In 1960s Tomkins shifts from using tempera to oil paint and settles into the abstract approach she is recognized for today. Transformation remains a major theme as shapes move and morph in her canvases. By the early 1960s, she had largely abandoned color for black, white and gray, and the agitated energy of her previous work was gone. Her later work demonstrated a more contemplative state. The vertical format is evident again where she employs sumi ink to build up sections with an irregular patterns that twist and intertwine.

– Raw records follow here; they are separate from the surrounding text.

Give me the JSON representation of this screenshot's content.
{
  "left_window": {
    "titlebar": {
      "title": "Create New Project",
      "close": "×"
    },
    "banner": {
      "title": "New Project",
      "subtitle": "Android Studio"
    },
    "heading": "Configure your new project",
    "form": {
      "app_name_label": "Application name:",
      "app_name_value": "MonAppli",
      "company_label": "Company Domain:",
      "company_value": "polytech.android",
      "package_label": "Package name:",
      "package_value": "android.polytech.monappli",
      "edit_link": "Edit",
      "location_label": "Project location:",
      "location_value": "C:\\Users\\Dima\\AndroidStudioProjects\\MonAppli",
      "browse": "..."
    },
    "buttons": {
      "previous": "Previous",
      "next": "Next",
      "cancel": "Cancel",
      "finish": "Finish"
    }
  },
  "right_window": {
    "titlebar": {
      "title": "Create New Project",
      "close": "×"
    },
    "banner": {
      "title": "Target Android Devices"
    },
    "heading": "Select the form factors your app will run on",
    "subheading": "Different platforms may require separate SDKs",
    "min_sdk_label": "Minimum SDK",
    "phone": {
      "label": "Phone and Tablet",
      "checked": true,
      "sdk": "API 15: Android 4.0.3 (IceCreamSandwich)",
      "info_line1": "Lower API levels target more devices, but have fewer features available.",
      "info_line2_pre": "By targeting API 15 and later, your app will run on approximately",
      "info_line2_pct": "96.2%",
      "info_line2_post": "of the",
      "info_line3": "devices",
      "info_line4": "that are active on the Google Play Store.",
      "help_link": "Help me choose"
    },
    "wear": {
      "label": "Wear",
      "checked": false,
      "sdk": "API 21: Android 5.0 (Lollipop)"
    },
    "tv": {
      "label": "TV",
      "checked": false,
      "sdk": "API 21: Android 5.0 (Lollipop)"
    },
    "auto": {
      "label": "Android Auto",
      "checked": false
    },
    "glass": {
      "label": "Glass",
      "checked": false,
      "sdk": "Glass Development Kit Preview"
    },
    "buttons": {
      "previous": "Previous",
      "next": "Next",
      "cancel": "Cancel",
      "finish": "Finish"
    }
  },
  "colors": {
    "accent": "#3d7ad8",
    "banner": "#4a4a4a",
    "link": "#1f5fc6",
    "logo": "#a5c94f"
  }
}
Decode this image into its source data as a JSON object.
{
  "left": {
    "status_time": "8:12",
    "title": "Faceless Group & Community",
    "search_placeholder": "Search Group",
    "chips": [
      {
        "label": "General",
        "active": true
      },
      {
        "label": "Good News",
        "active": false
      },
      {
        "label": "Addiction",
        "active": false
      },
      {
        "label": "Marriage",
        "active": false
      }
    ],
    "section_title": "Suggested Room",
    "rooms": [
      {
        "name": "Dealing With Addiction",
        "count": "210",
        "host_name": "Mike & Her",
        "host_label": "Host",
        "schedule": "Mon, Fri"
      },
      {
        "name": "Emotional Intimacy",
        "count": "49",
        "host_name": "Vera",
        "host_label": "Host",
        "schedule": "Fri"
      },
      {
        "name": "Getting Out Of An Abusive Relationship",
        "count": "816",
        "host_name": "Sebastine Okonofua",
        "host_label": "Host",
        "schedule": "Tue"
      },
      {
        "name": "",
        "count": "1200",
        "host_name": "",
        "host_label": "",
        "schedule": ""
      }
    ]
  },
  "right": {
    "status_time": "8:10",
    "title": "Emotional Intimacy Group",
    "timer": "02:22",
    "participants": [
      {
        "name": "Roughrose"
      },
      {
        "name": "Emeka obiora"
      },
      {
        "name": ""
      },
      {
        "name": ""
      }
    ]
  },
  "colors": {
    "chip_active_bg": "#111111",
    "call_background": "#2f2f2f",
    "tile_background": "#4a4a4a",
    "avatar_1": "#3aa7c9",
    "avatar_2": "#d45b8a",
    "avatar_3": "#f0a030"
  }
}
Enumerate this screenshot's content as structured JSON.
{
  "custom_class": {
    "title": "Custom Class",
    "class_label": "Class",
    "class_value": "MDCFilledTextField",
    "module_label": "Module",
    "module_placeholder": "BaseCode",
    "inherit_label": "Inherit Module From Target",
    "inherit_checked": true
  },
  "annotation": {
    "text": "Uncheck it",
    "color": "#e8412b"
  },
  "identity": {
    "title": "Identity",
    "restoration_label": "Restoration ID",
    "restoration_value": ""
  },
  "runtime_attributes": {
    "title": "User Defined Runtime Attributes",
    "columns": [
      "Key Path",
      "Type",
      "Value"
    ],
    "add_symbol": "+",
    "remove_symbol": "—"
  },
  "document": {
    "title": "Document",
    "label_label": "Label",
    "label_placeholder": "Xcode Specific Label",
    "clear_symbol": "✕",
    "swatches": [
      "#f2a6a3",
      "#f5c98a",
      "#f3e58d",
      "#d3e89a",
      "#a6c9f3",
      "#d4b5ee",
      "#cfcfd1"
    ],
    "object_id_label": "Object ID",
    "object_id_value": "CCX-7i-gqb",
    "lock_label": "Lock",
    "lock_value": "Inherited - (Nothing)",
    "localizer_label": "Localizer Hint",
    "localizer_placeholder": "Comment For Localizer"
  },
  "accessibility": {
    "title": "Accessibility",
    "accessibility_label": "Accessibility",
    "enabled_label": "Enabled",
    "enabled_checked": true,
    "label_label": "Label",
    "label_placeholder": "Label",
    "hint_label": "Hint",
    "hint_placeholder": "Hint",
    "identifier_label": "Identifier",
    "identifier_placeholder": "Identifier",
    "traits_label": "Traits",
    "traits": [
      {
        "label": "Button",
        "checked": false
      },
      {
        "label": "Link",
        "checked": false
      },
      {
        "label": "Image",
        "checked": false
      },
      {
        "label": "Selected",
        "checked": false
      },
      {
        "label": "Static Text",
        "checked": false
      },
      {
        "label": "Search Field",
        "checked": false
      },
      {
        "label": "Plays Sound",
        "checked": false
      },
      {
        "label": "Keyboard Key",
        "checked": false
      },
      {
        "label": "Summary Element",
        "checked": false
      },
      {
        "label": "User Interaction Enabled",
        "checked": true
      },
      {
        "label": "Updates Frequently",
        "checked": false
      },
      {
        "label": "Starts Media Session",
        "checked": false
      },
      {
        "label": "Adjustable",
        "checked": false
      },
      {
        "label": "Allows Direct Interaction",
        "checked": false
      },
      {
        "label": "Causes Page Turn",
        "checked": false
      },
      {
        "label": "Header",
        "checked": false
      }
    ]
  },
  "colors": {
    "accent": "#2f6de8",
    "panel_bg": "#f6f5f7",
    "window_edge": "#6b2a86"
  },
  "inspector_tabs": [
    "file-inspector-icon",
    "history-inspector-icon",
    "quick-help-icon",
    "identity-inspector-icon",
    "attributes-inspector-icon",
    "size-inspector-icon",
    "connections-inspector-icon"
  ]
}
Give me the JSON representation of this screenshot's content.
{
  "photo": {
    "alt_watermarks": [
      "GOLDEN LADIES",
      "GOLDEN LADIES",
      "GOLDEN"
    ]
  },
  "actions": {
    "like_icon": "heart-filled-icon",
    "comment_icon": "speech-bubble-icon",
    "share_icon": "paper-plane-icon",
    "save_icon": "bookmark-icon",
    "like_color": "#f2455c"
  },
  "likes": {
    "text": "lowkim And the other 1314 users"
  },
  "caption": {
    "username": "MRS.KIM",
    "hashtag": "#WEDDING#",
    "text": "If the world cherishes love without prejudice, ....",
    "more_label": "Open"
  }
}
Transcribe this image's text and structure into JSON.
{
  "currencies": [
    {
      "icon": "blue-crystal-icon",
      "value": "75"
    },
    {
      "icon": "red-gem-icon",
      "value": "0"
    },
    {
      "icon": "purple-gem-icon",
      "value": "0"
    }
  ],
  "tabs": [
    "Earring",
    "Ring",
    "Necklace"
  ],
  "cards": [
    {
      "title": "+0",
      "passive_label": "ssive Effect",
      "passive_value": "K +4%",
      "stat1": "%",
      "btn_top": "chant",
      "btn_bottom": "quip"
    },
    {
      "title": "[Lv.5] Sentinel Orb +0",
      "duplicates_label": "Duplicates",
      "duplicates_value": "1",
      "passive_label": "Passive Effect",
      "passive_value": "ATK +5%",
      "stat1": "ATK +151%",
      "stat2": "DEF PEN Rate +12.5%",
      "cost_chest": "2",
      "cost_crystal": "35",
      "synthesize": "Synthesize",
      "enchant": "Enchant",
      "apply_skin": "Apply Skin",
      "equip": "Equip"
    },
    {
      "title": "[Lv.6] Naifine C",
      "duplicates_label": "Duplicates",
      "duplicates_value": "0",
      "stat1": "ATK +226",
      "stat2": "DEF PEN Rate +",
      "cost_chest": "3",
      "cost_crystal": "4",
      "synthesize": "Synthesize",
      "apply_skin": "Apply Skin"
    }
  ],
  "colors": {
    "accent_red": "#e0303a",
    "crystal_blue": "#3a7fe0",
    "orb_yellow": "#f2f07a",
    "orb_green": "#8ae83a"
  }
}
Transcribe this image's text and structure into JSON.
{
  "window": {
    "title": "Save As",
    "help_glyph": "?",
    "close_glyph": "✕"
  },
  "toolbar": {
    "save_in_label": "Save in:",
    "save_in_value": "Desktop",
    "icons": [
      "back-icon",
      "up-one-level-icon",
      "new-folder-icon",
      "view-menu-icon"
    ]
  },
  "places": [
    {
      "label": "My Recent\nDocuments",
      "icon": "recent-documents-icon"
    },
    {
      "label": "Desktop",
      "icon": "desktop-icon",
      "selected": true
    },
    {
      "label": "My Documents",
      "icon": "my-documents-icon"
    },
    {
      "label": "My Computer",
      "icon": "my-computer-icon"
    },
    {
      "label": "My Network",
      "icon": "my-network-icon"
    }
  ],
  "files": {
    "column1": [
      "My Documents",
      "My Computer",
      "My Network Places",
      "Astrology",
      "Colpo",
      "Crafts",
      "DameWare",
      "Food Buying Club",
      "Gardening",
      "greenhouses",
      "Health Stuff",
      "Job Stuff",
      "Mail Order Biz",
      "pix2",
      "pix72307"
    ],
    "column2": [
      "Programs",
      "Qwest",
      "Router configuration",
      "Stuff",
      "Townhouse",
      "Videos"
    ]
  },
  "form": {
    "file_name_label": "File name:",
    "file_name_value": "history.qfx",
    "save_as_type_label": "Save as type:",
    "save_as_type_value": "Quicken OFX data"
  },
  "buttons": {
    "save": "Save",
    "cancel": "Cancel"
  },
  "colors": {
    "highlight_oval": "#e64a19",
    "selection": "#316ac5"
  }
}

In a 1964 interview with Bruce Guenter, then curator of Seattle Art Museum, Tomkins spoke about her relationship to surrealism in the mid 1940s stating that she approached her work thinking about the process of metamorphosis. She was interested in “the changing possibilities of mentally and physically the objects we look at, depending on how you view them.” “ It was in that “transfer of energies from a material object into a more intuitive objective” that motivated her work. Over the decades as Tomkins explored various stylistic approaches, she continued to layer organic forms and abstract shapes into patterns that suggested movement and altercation.

When FitzGerald died in 1973 Tomkins chose to remain in their remote home on Lopez Island. Her work in the 1970s and 1980s softened and became more formalized. As she became more aware of environmental concerns her pastel canvases suggest the muted landscapes of the northwest’s rain. In 1977 she had a retrospective at Washington State University at Pullman. In 1988 Tomkins had a stroke which robbed her of her ability to speak but she continued to paint and in 1993 Foster White Gallery in Seattle hosted a large exhibition of her work.